Donal Logue and Sean Pertwee in the Gotham episode "Lovecraft." Photo Credit: Jessica Miglio/FOX.
Donal Logue and Sean Pertwee in the Gotham episode “Lovecraft.” Photo Credit: Jessica Miglio/FOX.

After the initial home invasion sequence, the episode is propelled into steady chase mode, which proves more beneficial to this series’ budding character development than anything else. Gordon and Bullock now have an easy and earnest rapport, working efficiently together despite their polar opposite personalities. It turns out the best thing that could possibly happen to the Bruce/Selina dynamic is to throw the pair headfirst into Selina’s world, and let her teach Bruce how to survive. The urgency within this episode trims the awkward dialogue and forced character moments down to a minimum, and allows the action to play out in a direct, no-nonsense kind of way.

While the world of LoveCraft may be centered entirely around Gordon’s investigation (finally we get to see an instance where the rug is pulled out from under Gordon’s feet without undermining his competence), the true star of this episode is Sean Pertwee as Alfred. So little in the history of Batman lore has Alfred been unexploited as a guardian figure in Bruce Wayne’s life. Most adaptations are content to leave Alfred as a humble voice of reason who must also fix the caped crusader’s eggs on toast when requested. Here Alfred doesn’t only take the place of a concerned father-figure, he hunts Bruce Wayne’s pursuers like he’s about to take up the mantle of Batman himself to get the job done (or, perhaps more accurately, the mantle of James Bond). Pertwee is able to infuse everything Alfred does with honest compassion for Bruce’s well-being, and it leads to perhaps the most poignant moment this series has yet to offer – “If you died… who employs Butlers anymore?”

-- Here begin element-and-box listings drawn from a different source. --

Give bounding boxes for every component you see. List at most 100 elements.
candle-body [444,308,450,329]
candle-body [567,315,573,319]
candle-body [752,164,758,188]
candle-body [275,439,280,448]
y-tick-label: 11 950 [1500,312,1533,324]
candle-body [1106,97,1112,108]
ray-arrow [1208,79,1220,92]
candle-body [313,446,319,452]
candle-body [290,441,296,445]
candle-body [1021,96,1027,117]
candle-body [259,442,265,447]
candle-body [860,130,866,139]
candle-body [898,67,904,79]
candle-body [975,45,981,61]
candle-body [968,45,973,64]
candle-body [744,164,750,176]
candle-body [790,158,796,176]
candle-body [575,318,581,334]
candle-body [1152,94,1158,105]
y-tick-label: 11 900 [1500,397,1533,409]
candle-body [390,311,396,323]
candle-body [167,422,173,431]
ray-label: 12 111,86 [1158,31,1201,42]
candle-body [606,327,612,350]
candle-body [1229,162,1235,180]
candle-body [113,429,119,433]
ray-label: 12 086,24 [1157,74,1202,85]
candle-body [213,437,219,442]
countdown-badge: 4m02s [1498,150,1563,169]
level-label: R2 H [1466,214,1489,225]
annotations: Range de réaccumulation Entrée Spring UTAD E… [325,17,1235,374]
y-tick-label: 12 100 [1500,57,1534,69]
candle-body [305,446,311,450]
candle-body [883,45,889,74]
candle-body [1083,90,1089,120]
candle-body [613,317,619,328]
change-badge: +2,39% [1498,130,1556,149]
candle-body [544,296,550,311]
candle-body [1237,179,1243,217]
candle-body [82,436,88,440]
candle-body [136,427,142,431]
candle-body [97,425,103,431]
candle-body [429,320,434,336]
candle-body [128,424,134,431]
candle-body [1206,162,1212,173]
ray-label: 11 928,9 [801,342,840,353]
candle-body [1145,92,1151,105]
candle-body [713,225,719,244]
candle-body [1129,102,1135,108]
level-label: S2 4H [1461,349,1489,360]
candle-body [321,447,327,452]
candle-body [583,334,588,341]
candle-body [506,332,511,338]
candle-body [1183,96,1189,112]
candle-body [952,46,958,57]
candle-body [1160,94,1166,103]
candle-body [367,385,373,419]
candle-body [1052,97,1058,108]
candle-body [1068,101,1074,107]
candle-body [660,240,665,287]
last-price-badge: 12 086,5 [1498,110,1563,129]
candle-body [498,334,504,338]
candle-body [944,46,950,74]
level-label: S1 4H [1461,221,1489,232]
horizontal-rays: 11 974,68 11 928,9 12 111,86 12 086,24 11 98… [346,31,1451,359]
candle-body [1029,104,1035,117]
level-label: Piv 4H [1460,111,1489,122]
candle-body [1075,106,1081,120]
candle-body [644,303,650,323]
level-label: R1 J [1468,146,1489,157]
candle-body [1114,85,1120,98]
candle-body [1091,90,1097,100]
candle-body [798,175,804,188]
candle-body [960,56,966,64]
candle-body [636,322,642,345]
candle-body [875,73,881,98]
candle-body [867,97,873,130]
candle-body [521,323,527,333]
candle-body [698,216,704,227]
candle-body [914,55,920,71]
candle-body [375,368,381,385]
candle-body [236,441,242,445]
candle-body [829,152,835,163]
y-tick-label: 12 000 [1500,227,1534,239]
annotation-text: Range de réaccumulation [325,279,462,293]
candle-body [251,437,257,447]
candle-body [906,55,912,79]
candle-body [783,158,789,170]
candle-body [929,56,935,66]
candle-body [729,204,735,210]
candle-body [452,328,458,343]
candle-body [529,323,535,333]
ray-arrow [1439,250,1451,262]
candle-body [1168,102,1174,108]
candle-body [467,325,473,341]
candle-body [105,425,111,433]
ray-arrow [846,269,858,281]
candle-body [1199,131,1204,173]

David Mazouz in the Gotham episode "Lovecraft." Photo Credit: Jessica Miglio/FOX.
David Mazouz in the Gotham episode “Lovecraft.” Photo Credit: Jessica Miglio/FOX.

There are some curious missteps in this plotline in the form of the Gotham mob scene. Fish Mooney (Jada Pinkett Smith) and Oswald Cobblepot (Robin Lord Taylor) continue their various efforts to undermine Don Falcone (John Doman). While none of it is actively awful (although admittedly, Fish’s outlandish outfit when sitting amongst a bunch of Mafiosos in suits does prompt some unintentional giggles), it detracts from the effective tension of the rest of the episode every single time director Guy Ferland cuts away to it.

Gotham has a tenuous relationship with potential, but now it’s starting to hit its stride that almost makes audiences forget its earlier blunders. It would have been easy for them to return things to the status quo once Bruce Wayne had been found and the assassins dispatched, but for the first time, the Gotham writers do not take the easy route. By the time Gordon ends this episode as a disgraced cop heading to work as security at Arkham Asylum, audiences get a sense that maybe, just maybe, this show is headed for more complex uncharted waters.